The Aarogya Setu app, downloaded by more than 11.5 crore people till now, is meant for contact tracing during the Covid-19 pandemic. For several weeks, privacy activists have criticised the app’s unclear privacy policy and closed source nature.

In a rare move, the decision to open source Aarogya Setu was announced at a press conference in New Delhi. Amitabh Kant, CEO of NITI Aayog, said the government had always planned to open source the code. However, its immediate priority was contact-tracing. “So we focused on [contact-tracing]. Now we are making it open source,” he said.

 

Currently, only the code for the Android version of the app is being made open source. Ajay Prakash Sawhney, secretary, Meity, said 98 per cent of all users were using it on an Android device, hence it is the predominant platform. He added that over a period of time, the KaiOS (Jio phones) and iOS (Apple phones) versions would be made available too. The official press release says the server-side code too would be made public subsequently.

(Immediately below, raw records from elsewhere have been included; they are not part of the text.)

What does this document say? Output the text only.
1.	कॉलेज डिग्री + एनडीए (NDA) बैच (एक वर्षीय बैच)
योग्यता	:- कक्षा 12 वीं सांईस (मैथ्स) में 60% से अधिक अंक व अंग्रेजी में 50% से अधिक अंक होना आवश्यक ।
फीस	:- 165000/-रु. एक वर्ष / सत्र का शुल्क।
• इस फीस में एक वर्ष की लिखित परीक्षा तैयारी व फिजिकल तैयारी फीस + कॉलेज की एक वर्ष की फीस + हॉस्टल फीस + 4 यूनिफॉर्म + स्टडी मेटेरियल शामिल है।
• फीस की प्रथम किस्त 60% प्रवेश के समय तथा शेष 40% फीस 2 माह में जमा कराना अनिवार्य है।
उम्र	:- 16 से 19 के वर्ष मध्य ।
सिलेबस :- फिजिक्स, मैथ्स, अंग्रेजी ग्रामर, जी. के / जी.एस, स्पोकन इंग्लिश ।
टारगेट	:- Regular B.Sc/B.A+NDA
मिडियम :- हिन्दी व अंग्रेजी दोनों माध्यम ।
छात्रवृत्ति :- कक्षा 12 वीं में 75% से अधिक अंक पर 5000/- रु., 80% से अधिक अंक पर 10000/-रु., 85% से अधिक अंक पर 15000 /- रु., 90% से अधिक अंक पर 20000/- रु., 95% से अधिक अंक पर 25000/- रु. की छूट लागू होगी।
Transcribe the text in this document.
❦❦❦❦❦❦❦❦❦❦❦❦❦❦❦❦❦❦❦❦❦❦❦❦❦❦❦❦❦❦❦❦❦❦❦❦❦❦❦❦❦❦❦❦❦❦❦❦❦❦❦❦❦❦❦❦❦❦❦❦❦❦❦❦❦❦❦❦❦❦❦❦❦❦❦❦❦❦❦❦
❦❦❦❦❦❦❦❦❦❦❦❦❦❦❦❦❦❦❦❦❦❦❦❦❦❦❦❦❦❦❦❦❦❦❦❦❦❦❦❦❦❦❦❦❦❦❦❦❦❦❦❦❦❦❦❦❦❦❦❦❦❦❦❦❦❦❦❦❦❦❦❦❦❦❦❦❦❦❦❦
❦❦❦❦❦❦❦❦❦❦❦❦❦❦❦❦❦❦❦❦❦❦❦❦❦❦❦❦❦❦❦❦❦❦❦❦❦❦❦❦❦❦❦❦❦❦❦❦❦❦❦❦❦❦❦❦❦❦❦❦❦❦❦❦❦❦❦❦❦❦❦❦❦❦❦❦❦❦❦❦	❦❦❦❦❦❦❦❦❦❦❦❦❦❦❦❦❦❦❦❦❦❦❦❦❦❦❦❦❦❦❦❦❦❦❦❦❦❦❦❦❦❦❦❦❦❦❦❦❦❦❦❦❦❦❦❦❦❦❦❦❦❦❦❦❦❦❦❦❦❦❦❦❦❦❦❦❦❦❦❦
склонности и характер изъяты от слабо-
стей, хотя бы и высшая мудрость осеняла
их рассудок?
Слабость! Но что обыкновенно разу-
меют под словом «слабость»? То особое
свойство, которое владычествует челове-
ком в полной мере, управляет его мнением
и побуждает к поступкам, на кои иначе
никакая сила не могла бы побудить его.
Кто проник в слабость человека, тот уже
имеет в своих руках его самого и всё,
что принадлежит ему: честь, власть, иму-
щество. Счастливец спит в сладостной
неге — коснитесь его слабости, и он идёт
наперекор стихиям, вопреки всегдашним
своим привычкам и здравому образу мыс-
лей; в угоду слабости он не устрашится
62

Sawhney dismissed reports of privacy concerns. He said, “[Aarogya Setu] is one of the finest contact-tracing apps [...] It is built with privacy in mind.”

 

It may be noted that only a few days ago, researchers at the Massachusetts Institute of Technology (MIT) Technology Review, who studied the app, graded it with one out of five stars, downgrading it from the earlier two stars. The researchers felt the app collected far more data than it needed.

The government has also announced a reward programme for developers who find bugs in the source code and suggest code improvement. In both cases, they stand to win Rs 1 lakh each.

The app has reportedly helped identify five lakh people who had come in contact of those who had tested positive for Covid-19. The National Health Authority has reached out to nine lakh people overall to advise about quarantine, testing or caution, said the press release.

 

Also, more than two-thirds of the 11.5 crore people who downloaded the app have used its ‘self-assessment’ feature.